The excretion of lime by the kidneys is often, especially in those who metabolise purins badly, complicated by its combination with oxalic acid, and a well-recognised group of symptoms, including headache, backache, listlessness, depression, and sometimes dysuria, is often to be met with in such subjects. This condition has been termed oxaluria, and it has been conjectured that food-stuffs containing oxalic acids are particularly to be blamed for its origin. Hence such foods as rhubarb, spinach, sorrel, tomatoes and strawberries, which are stated to contaiu large quantities of oxalic acid, are shunned by sufferers from this ailment, and even figs, plums, potatoes, beetroot, gooseberries, tea, coffee, and cocoa are placed upon the proscribed list by enthusiastic dietists.

But it has been demonstrated that it may owe its inception to other circumstances, such as fermentative dyspepsia, from an excess of carbohydrates in the diet, or at least from carbohydrate decomposition in the alimentary canal under conditions not yet clearly apprehended, and that even the acidity of the gastric juice has much to do with the absorption of oxalates from the food. General practitioners are well aware of the fact that subjects of hyperchlorhydria have an idiosyncrasy for excessively acid fruits and vegetables, and that acids of all kinds are apt to disagree with them, while alkalis suit them, or in any case give them temporary comfort. For those who refuse to deny themselves the pleasure of eating stewed rhubarb, even where experience has taught them that its ingestion is almost immediately followed by an effusion into the joints, it may be comforting to know that if it be soaked for two hours prior to cooking in a solution of carbonate of soda, this water discarded, and then a very large pinch of bicarbonate of soda be added to the water in which it is cooked, immunity from the usual disastrous consequences may be expected.

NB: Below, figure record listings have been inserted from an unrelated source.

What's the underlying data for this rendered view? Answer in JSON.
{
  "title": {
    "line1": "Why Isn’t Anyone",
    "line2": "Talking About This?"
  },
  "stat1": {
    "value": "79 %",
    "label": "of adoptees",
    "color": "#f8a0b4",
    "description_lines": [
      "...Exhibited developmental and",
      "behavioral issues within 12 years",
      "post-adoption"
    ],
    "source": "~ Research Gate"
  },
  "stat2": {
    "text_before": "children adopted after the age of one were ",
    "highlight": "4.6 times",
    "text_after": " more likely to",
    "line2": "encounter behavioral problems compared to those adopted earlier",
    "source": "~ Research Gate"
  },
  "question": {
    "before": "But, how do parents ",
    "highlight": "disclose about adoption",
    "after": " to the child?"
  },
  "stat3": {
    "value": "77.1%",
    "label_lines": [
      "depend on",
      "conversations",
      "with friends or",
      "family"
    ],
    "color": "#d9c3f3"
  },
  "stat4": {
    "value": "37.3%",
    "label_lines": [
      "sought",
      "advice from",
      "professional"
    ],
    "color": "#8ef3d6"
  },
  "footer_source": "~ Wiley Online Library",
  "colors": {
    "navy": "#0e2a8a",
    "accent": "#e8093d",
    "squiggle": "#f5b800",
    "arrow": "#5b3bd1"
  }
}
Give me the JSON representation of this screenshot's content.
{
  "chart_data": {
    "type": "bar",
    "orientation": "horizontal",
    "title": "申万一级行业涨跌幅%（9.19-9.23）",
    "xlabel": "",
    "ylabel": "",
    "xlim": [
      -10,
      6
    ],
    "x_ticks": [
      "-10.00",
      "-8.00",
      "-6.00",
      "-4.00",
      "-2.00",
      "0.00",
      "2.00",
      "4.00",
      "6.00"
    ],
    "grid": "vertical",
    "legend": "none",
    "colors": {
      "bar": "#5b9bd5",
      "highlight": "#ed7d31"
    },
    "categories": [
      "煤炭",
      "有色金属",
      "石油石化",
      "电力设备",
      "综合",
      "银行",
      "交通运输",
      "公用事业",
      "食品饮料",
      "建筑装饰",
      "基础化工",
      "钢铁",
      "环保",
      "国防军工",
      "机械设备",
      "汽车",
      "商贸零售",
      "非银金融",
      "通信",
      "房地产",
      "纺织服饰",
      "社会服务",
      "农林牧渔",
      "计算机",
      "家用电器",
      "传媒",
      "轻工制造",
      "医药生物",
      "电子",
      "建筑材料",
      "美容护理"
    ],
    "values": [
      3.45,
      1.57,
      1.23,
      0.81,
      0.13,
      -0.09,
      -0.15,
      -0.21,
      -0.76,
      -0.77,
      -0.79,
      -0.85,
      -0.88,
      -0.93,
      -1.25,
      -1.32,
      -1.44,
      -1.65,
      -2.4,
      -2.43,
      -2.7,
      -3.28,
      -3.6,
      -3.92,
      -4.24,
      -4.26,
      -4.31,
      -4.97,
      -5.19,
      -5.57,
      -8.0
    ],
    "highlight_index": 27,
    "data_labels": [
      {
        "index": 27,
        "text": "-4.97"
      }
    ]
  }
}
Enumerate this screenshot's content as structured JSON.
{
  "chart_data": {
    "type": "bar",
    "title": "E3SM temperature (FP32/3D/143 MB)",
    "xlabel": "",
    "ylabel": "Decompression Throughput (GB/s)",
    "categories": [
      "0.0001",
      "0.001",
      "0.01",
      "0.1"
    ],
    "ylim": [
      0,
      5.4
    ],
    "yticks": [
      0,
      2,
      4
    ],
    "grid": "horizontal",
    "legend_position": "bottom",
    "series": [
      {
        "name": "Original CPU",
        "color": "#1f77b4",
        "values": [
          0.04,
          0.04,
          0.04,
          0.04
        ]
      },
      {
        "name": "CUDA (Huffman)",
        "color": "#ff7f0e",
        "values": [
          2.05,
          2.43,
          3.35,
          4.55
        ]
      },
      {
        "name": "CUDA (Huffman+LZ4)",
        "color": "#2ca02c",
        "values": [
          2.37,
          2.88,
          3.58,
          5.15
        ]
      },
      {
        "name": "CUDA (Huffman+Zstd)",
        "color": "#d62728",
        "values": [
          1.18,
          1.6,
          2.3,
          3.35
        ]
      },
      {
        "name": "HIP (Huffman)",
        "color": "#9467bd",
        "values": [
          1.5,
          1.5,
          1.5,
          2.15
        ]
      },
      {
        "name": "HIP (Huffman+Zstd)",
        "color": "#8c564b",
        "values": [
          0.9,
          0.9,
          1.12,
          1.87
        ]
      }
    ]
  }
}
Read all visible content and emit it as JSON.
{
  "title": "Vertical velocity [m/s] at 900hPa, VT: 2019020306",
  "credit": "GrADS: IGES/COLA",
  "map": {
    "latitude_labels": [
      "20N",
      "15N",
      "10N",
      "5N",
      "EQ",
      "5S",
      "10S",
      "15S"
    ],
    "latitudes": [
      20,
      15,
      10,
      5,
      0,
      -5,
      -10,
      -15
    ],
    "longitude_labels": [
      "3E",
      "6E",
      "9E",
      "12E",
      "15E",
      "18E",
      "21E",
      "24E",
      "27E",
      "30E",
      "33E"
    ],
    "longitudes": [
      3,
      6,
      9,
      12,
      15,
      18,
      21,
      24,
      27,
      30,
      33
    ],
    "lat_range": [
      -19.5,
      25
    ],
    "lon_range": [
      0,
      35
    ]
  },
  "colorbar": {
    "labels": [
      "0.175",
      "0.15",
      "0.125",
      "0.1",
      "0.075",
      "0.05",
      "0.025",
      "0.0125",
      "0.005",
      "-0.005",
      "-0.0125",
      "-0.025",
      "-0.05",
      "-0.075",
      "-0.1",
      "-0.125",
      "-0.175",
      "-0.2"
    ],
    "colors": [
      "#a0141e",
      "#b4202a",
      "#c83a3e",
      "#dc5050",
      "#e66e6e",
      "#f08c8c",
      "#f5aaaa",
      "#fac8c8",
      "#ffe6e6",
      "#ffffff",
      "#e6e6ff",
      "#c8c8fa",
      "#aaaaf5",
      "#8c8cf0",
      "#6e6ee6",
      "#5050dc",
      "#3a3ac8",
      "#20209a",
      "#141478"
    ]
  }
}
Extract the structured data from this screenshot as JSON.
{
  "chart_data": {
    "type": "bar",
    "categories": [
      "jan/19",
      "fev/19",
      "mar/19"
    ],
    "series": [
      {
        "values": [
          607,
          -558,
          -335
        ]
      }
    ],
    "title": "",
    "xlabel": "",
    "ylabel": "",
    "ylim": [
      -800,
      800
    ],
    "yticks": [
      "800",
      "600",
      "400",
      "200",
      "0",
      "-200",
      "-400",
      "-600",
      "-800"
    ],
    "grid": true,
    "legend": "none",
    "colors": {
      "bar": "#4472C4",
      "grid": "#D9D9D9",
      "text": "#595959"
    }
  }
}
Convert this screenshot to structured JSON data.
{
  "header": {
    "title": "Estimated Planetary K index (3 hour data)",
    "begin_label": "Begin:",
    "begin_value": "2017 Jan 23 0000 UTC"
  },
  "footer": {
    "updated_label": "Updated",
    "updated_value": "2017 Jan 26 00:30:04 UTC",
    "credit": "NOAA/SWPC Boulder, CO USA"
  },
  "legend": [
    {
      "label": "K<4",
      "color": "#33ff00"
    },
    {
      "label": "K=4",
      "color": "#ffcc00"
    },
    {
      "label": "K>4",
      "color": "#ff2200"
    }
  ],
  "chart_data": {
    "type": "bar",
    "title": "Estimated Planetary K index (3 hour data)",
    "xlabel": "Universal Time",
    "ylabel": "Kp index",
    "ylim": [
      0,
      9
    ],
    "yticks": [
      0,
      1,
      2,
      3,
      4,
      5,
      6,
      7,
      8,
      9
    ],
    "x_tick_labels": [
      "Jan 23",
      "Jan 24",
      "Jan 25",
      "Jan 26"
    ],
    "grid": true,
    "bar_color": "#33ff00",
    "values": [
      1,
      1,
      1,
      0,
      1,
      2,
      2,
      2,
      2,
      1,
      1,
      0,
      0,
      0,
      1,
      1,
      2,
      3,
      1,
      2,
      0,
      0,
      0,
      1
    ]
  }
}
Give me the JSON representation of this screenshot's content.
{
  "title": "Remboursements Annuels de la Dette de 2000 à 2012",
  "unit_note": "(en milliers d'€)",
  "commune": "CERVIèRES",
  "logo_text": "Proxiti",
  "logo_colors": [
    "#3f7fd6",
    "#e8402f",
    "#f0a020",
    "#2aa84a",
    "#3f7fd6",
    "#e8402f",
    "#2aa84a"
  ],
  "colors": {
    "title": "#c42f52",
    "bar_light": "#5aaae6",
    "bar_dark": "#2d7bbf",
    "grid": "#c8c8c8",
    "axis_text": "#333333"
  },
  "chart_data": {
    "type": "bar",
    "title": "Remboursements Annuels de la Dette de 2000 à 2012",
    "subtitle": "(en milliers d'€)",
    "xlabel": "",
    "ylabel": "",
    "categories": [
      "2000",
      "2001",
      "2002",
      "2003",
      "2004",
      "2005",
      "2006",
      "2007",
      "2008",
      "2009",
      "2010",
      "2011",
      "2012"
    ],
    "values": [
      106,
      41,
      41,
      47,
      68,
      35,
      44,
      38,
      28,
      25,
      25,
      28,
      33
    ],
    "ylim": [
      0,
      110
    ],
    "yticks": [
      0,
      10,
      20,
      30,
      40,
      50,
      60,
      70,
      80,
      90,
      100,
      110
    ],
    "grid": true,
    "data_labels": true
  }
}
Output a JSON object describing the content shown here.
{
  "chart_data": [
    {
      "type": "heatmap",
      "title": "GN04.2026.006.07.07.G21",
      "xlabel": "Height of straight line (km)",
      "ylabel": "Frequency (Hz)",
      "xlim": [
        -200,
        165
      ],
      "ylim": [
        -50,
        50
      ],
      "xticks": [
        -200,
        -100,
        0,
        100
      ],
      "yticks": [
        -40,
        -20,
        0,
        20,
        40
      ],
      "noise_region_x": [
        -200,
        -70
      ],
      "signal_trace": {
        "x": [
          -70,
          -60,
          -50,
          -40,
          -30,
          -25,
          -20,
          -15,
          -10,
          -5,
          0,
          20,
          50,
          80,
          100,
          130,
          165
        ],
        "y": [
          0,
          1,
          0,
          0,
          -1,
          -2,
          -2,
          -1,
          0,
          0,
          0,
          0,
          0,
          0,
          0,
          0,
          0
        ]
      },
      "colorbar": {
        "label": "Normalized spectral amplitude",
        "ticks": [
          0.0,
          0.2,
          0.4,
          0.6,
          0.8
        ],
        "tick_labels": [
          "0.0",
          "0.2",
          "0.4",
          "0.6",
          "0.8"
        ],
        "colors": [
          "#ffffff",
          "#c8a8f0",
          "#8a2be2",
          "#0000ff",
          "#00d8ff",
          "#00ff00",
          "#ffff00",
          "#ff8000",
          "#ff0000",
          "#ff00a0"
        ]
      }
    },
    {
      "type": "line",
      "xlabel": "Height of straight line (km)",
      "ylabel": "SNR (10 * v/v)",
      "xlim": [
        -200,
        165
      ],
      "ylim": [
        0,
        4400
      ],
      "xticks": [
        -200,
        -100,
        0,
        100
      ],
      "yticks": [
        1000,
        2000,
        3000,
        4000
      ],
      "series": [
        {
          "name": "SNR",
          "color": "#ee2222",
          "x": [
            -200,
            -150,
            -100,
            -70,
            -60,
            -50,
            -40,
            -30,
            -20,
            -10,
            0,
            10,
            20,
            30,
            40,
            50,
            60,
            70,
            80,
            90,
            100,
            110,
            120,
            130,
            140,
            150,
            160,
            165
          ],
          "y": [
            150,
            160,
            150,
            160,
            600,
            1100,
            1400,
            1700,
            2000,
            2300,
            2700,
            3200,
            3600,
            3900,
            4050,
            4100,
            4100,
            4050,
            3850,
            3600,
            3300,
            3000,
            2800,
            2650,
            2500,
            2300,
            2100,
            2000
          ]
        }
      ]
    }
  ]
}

The appearance of oxalate of calcium in the urine is not sufficient reason for diagnosing oxaluria, because it is a constant constituent of human urine, although it may not always deposit in crystalline form. It is only when an excessive quantity is present in the urine that the designation oxaluria is correctly applied, and in such circumstances inquiry must be instituted to discover whether its origin be exogenous, i.e., produced from the food introduced into the alimentary canal, or endogenous, i.e., due to some metabolic disturbance. Very little, however, is known about the method of its endogenous production, but it is always important to note whether crystals of oxalate of calcium are present in newly passed urine, or whether they deposit after it has been passed. Klemperer and Tritschler have demonstrated that the acid phosphates of calcium, sodium, and magnesium - especially the last, and also other salts of magnesium, such as the sulphate - exercise a solvent action on calcium oxalate.

The treatment of oxaluria, with the object of preventing the formation of concretions or dissolving those already formed, resolves itself into (1) diminution of the excretion of oxalic acid; (2) increasing the solubility of oxalate of lime in the urine. The former indication is met by expunging from the dietetic list all articles containing oxalic acid, such as tea, rhubarb, sorrel, spinach, and the avoidance of gelatine, which undoubtedly increases its output. Milk, white of egg, and all fats except yolk of egg should likewise be avoided. Acidity in the alimentary canal should also be diminished to prevent as far as possible absorption.

To fulfil the second indication, foods containing magnesium, such as rice, peas, farinaceous foods, and coffee, should be substituted; small doses of sulphate of magnesium should be exhibited, so that magnesia may be in excess in the urine; and citrate of potash not only prevents the formation of oxalate of lime crystals, but acts as a diuretic and so increases the volume of fluid available for solution. Acting on Klemperer's hint, acid phosphate of soda has more recently been recommended as a solvent.

It is probably futile to attempt the adoption of an acalcic diet in oxaluria, for no diet can be planned that would reduce the calcium-content so low as to be insufficient to combine with the few centigrams of oxalic acid excreted daily. Even in cases where enormous quantities of oxalate of calcium crystals are excreted in the urine, as amongst the Manipuris of Eastern Bengal, whose diet is entirely confined to vegetables and fruit, and whose drinking water is prominently deficient in calcium salts, it is quite evident that excess of calcium is not necessary for the formation of the oxalate of lime. Some other factor is always in operation, and therefore, in addition to the measures already suggested, the rational treatment consists in improving the metabolism of carbohydrates so as to inhibit the formation of endogenous oxalic acid.

The salts of magnesium, fluorine, iodine, or sulphur, although doubtless important constituents of the body, are not of special significance in relation to any dietetic system.